O Comitê Interinstitucional de Recuperação de Ativos de Mato Grosso (CIRA-MT) ampliou nos últimos meses as ações de fiscalização e investigação contra esquemas de sonegação fiscal e utilização de empresas de fachada no estado. As operações envolvem atuação conjunta de órgãos como Ministério Público, Secretaria de Fazenda, Polícia Judiciária Civil e Procuradoria Geral do Estado.
Segundo informações divulgadas por órgãos de controle, as investigações identificaram indícios de estruturas empresariais utilizadas para emissão de notas fiscais irregulares, ocultação patrimonial e simulação de operações comerciais com o objetivo de reduzir ilegalmente a carga tributária.
As apurações também apontam movimentações financeiras consideradas incompatíveis com a atividade econômica declarada por algumas empresas investigadas. Em determinados casos, há suspeitas de utilização de “laranjas” para abertura de pessoas jurídicas destinadas apenas à circulação documental e evasão fiscal.
O avanço das operações ocorre em um momento de fortalecimento das estratégias de recuperação de ativos públicos e de endurecimento no combate aos crimes contra a ordem tributária em Mato Grosso. De acordo com especialistas da área fiscal, práticas desse tipo provocam prejuízos significativos aos cofres públicos e afetam diretamente a concorrência entre empresas que atuam de forma regular.
Além das medidas criminais, os órgãos estaduais também trabalham na cobrança administrativa e judicial de débitos tributários, bloqueio de bens e responsabilização patrimonial dos envolvidos.
O CIRA-MT tem atuado em operações de inteligência fiscal e cruzamento de dados para identificar inconsistências contábeis, movimentações suspeitas e redes empresariais supostamente utilizadas para fraudes estruturadas.
Nos bastidores do setor jurídico e empresarial, o aumento das investigações já provoca reflexos no ambiente corporativo, especialmente em segmentos com histórico de elevada circulação financeira e operações interestaduais.

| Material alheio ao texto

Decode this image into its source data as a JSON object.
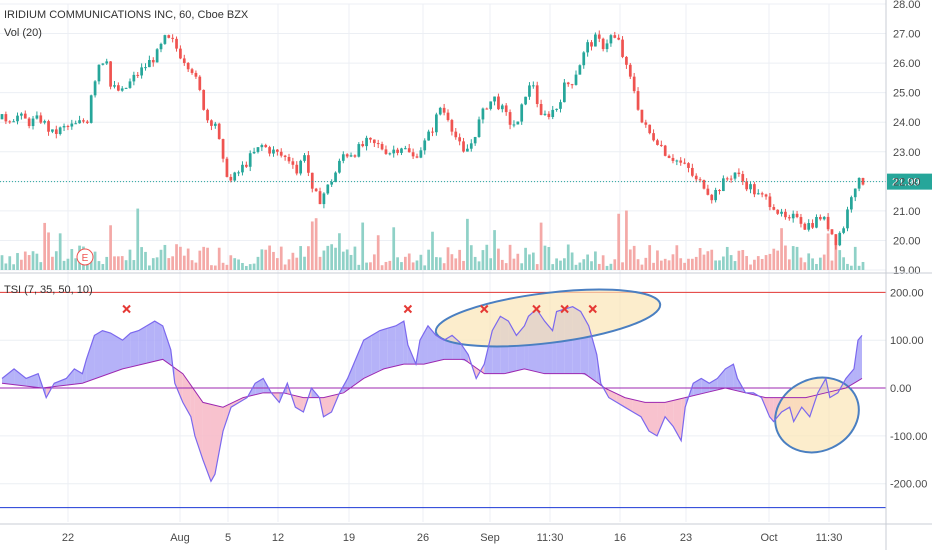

Especialistas destacam que o fortalecimento dos mecanismos de compliance tributário e governança empresarial tende a ganhar ainda mais relevância nos próximos anos, diante do avanço das tecnologias de rastreamento fiscal e integração de bancos de dados públicos. Porque o velho método “abre empresa no nome do primo, emite nota mágica e desaparece” já não funciona com a mesma facilidade de duas décadas atrás. A tecnologia também resolveu trabalhar.

Quando o Estado finalmente decide combater fraudes fiscais, a sociedade aplaude. Mas a pergunta inevitável permanece: o combate será técnico, imparcial e permanente… ou seletivo e conveniente?
Porque justiça tributária não pode funcionar como holofote de palco político. O empresário honesto precisa de proteção. O fraudador, de punição. Mas ambos precisam de segurança jurídica.
O problema é que, no Brasil, muitas vezes o cidadão não teme apenas cometer um erro fiscal. Teme também interpretar errado uma legislação que muda mais do que previsão do tempo em Cuiabá.
E enquanto bilhões são anunciados em operações e coletivas, o contribuinte comum continua esperando algo muito simples: transparência, coerência e igualdade perante a lei. Conceitos básicos de uma República. Mas, por aqui, até o básico às vezes entra em litígio.